Герман осушил бокал и опять протянул его лакею. Он пил все время, жадно и нетерпеливо, чтобы поддерживать свой холодный, экстатический порыв. Но он уже устал. Сидел, ломая пальцы, и мучительно вытягивал слова из строптивого тела.
— Я скоро не выдержу. Помогите. Помогите мне понять, что случилось с первым императором, с тем, который стал звездным знаком. Что он чувствовал, глядя в глаза своему убийце? «И ты, дитя»{82}. Что он имел в виду? Может быть, в последний миг, когда кинжал пронзил печень, он испытал огромное счастье, ибо узнал брата, такого же, как он сам… И ты, дитя. Я узнаю тебя. Ты мой брат…
По стенам — недвижный парад лакеев с зажженными шандалами. Точно стражи вокруг стола княжеского совета, в ожидании судьбоносного решения. И зала, и собравшиеся в ней отделились от своих обстоятельств, переместились из Вальдштайна, Силезии и здешнего мира в мир мрака, безмолвия и беспредельного ожидания. Откуда явились лакеи? Неужели у генерала в доме правда так много лакеев? Так много. Стоят по стенам и слушают. Молча.
Дюбуа плакал. По розовым пластам пудры на его лице бежали слезы. Они не имели отношения к печали, потому что лицо по-прежнему было спокойно. Философ-столпник, он давно нашел приют на столпе смирения. Горевал ли он, был ли взволнован, охвачен отчаянием? Нет. Дюбуа был спокоен. Смотрел на Германа Андерца, и взгляд его был спокоен. Нежданно-негаданно в его существе разверзлись два источника. А он и не знал.
Неподвижные, уставившиеся в пространство, чопорные сидят они — точь-в-точь фигуры, нарисованные на стекле. Шевалье спрятал руки под мышками. Глаза блестят чернотой на белом как бумага лице. Эрмелинда прижала ладонь к горлу, подавляя крик.

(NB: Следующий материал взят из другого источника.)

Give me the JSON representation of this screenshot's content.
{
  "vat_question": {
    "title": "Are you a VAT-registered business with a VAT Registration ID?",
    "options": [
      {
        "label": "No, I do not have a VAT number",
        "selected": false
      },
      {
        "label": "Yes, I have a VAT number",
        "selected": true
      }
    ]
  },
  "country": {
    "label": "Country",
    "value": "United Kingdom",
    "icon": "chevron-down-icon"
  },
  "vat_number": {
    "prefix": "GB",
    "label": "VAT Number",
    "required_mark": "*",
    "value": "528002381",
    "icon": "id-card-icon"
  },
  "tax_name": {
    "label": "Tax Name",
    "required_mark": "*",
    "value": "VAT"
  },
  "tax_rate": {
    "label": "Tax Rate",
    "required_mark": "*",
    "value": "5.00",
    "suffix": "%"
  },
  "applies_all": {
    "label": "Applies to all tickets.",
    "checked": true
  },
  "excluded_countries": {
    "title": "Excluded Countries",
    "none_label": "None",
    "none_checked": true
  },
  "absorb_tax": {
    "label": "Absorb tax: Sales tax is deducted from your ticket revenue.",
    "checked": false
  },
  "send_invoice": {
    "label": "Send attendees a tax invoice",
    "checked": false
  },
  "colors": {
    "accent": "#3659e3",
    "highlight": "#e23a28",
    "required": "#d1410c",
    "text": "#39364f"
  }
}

Отчего свечи не светят? В зале чуть не сотня канделябров, и постоянно входят все новые лакеи с целым лесом зажженных свечей, черно-золотые лакеи, совершенно одинаковые, беззвучно скользящие на мягких подошвах, танцующие торжественный зеркальный танец с бесконечными фигурами. Но отчего свечи не светят? Поверху каждой восковой пирамиды — овальная драгоценность, пульсирует, дышит, трепещет от сквозняка из окна. Но света не дает. В зале все так же темно. И эти лица вокруг стола, лоснящиеся, грязно-белые во мраке.
Но что это? Преждевременный восход солнца? Нет. Солнце тут ни при чем. Желтый свет поднимается в окнах, как мутная желтая жидкость в стакане. Не свет. Не восход. Лица. Высокие окна медленно наполняются лицами, вопрошающими, прислушивающимися, безмолвными, желто-белыми лицами, которые громоздятся друг на друга, точно ячейки сот. В этих лицах нет угрозы. Они слушают терпеливо, ждут без спешки, быть может, важного решения. Как молчаливая толпа народа перед зданием королевского совета.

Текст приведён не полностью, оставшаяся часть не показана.